SANTIAGO, Chile — The Valech Report, officially titled The National Commission on Political Imprisonment and Torture Report, was made public yesterday (November 29, 2004) by Bishop Sergio Valech, the head of the eight-member panel commission into abuses committed in Chile between 1973 and 1990 by agents of Augusto Pinochet's military regime. It was prepared by the National Commission on Political Imprisonment and Torture at the request of the president, and it is freely available to the public as a document on the Internet.

The report was based on testimonies given to the commission by more than 35,000 people. A little over 27,000 of those testimonies were regarded as legitimate by the commission.

On addressing the nation on November 28, 2004, president Ricardo Lagos said he would propose a bill that will provide compensation to the victims.

Most witnesses described behavioral, emotional and psychosocial effects. Many said they had felt — and still feel — insecure and fearful, humiliated, ashamed and guilty; depressed, anxiety-ridden and hopeless. Some persons mentioned alterations in their concentration and memory; others cited conflicts, crises and breakups within their families, as well as conjugal problems. They also mentioned the loss of reference groups and social networks. Most victims mentioned sleep disturbances and chronic insomnia, as well as behavioral inhibitions, phobias and fears.

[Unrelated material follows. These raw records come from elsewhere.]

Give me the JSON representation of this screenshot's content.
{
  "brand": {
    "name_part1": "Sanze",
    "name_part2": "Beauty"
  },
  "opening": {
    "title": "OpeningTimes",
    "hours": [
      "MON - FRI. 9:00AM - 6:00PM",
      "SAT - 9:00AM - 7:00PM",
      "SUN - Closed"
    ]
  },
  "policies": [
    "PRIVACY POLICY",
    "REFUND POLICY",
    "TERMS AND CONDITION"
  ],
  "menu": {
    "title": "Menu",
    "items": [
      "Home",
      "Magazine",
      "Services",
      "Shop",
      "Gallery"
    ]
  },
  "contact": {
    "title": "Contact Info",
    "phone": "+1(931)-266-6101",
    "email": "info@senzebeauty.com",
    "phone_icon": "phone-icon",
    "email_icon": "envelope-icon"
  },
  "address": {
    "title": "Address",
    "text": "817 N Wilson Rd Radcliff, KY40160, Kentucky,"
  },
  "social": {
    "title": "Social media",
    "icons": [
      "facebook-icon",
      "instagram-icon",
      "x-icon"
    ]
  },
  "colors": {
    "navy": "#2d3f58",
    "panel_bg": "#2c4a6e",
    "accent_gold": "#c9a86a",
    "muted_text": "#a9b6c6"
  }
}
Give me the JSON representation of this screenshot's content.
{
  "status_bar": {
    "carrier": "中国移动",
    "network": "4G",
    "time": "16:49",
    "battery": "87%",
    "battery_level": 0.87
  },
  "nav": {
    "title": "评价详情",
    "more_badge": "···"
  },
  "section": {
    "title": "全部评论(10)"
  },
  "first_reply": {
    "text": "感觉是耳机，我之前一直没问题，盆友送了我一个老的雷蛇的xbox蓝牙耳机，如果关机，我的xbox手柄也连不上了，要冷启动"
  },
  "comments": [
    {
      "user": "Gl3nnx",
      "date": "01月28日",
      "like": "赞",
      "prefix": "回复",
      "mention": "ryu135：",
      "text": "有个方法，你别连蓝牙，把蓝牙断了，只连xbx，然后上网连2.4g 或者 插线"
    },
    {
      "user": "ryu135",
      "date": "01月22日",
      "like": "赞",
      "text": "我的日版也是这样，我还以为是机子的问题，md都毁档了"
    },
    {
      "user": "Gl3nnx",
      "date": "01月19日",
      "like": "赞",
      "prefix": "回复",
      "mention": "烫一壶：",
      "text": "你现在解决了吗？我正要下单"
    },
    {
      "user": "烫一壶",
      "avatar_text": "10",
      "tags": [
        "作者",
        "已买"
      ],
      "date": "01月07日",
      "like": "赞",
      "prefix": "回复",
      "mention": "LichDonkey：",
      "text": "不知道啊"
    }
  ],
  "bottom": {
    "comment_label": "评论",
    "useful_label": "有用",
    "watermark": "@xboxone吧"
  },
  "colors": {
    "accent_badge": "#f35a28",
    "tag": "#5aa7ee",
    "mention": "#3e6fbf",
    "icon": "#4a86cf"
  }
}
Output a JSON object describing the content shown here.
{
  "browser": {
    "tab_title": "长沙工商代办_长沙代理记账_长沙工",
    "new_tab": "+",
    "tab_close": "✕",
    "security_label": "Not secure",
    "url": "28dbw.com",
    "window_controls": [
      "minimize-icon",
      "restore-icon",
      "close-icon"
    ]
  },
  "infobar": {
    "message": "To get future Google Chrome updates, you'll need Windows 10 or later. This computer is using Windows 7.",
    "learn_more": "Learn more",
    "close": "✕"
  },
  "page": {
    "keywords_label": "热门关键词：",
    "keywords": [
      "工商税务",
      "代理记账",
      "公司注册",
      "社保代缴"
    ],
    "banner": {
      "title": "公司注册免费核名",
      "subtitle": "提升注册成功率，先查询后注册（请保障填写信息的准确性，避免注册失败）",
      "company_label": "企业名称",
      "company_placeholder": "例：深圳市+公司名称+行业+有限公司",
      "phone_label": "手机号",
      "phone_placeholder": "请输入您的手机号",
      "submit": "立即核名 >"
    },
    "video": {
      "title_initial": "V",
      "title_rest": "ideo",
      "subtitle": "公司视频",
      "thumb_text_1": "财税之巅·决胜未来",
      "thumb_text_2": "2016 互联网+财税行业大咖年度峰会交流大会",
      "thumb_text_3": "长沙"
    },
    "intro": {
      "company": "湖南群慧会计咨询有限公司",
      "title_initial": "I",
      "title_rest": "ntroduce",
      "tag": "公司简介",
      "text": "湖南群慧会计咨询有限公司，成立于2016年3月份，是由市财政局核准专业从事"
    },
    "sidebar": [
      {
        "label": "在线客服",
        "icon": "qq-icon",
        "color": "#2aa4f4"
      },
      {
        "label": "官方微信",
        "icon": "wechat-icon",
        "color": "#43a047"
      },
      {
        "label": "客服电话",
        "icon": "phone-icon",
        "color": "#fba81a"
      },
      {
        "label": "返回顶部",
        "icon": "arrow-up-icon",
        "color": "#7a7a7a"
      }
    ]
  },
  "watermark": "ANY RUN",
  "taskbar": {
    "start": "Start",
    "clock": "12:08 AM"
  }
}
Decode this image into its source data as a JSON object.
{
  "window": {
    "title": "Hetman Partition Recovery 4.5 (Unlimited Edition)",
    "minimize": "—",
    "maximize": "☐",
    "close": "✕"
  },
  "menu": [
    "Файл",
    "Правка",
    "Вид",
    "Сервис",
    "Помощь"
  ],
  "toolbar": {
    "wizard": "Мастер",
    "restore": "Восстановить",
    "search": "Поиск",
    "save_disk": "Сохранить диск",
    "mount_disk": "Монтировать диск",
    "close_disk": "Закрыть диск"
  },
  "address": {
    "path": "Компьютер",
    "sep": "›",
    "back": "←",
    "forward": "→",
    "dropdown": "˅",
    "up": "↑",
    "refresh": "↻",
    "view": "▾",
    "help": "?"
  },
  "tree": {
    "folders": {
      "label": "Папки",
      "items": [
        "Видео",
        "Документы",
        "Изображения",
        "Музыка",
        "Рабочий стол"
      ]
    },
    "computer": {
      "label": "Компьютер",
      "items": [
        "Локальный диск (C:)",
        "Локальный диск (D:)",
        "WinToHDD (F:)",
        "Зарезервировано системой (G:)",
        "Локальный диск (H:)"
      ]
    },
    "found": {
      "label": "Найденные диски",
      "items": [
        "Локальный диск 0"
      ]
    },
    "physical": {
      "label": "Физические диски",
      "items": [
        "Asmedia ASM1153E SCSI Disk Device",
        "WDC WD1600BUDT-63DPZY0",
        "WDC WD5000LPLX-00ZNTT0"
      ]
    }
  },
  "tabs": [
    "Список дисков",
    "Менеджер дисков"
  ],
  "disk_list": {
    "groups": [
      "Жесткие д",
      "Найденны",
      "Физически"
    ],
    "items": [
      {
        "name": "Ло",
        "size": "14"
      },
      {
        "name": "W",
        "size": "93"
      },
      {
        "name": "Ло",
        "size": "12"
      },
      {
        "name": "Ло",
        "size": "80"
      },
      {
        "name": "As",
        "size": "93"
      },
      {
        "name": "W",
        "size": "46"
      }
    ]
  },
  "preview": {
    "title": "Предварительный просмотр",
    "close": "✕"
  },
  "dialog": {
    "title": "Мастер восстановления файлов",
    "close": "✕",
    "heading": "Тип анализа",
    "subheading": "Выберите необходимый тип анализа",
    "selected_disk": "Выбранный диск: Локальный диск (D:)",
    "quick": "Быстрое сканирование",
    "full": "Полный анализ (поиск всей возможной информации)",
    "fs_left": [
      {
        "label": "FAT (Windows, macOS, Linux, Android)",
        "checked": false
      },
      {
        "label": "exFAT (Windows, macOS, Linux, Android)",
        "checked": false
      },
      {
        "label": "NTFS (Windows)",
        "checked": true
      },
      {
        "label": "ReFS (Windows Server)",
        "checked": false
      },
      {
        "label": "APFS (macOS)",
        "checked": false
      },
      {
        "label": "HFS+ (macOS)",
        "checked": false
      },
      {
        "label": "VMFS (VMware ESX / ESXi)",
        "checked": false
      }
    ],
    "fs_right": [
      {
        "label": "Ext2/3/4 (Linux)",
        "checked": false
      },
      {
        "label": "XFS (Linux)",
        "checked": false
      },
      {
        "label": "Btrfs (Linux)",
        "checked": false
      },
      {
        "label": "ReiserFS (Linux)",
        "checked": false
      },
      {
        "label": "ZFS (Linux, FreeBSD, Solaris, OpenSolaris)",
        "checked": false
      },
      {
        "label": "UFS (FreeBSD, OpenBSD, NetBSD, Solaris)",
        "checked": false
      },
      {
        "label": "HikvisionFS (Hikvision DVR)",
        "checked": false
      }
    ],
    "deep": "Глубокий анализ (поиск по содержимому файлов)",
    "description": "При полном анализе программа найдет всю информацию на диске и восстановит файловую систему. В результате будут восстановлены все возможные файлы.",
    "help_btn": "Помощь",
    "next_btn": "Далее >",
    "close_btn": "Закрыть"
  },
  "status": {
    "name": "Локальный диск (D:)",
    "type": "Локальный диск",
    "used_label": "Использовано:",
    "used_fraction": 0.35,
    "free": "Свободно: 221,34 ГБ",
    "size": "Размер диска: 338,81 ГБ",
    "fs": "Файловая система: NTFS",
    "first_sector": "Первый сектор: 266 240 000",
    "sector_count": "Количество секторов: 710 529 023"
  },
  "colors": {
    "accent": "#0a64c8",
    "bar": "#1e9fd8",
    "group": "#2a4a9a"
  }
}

This Commission heard testimony from 3,399 women, almost all of whom said they were the object of sexual violence; 316 said they were raped. Of the latter, 229 were detained while pregnant. Because of the torture they suffered, 20 of them aborted and 15 gave birth while in prison. Thirteen women said they were made pregnant by their captors; six of those pregnancies came to term.

The full report, in Spanish, can be found here.


Excerpts from the report as translated by The Miami Herald [1].

Consciously or unconsciously, a conspiracy of silence about the torture spread slowly through the country. Political prison and torture constituted a state policy during the military regime, defined and promoted by the political authorities of the period which mobilized personnel and resources of various public organizations and issued decrees and laws that protected such repressive behavior. And this had the support, explicit sometimes but almost always implicit, of the only power that was not a member of that regime: the judiciary.
[More than 18,000 of the 35,868 respondents] said they were detained between September and December 1973. During that period, torture was practiced by members of the Armed Forces and Carabineros [paramilitary police] in what became a generalized practice on a national scale.
[More than 5,266 respondents] were political prisoners detained between January 1974 and August 1977, when new modalities of detention and torture were created. By June 1974, the DINA [Directorate of National Intelligence] was granted full legal recognition and its own budget.
[Almost 4,000 respondents] were persons detained for political motives between August 1977 and March 1990. The final period of the repressive process was distinguished by the activities of the CNI [National Information Center.] In 3,059 cases, the detainees were kept in CNI facilities.
As the citizenry rearticulated itself politically, the Investigations Department Police [police detectives] and Carabineros intervened again most actively in the tasks of coercion, detaining (for shorter periods) and torturing (with the usual methods) either on their own or placing oppositionists at the disposal of the CNI, military or civilian tribunals for processing.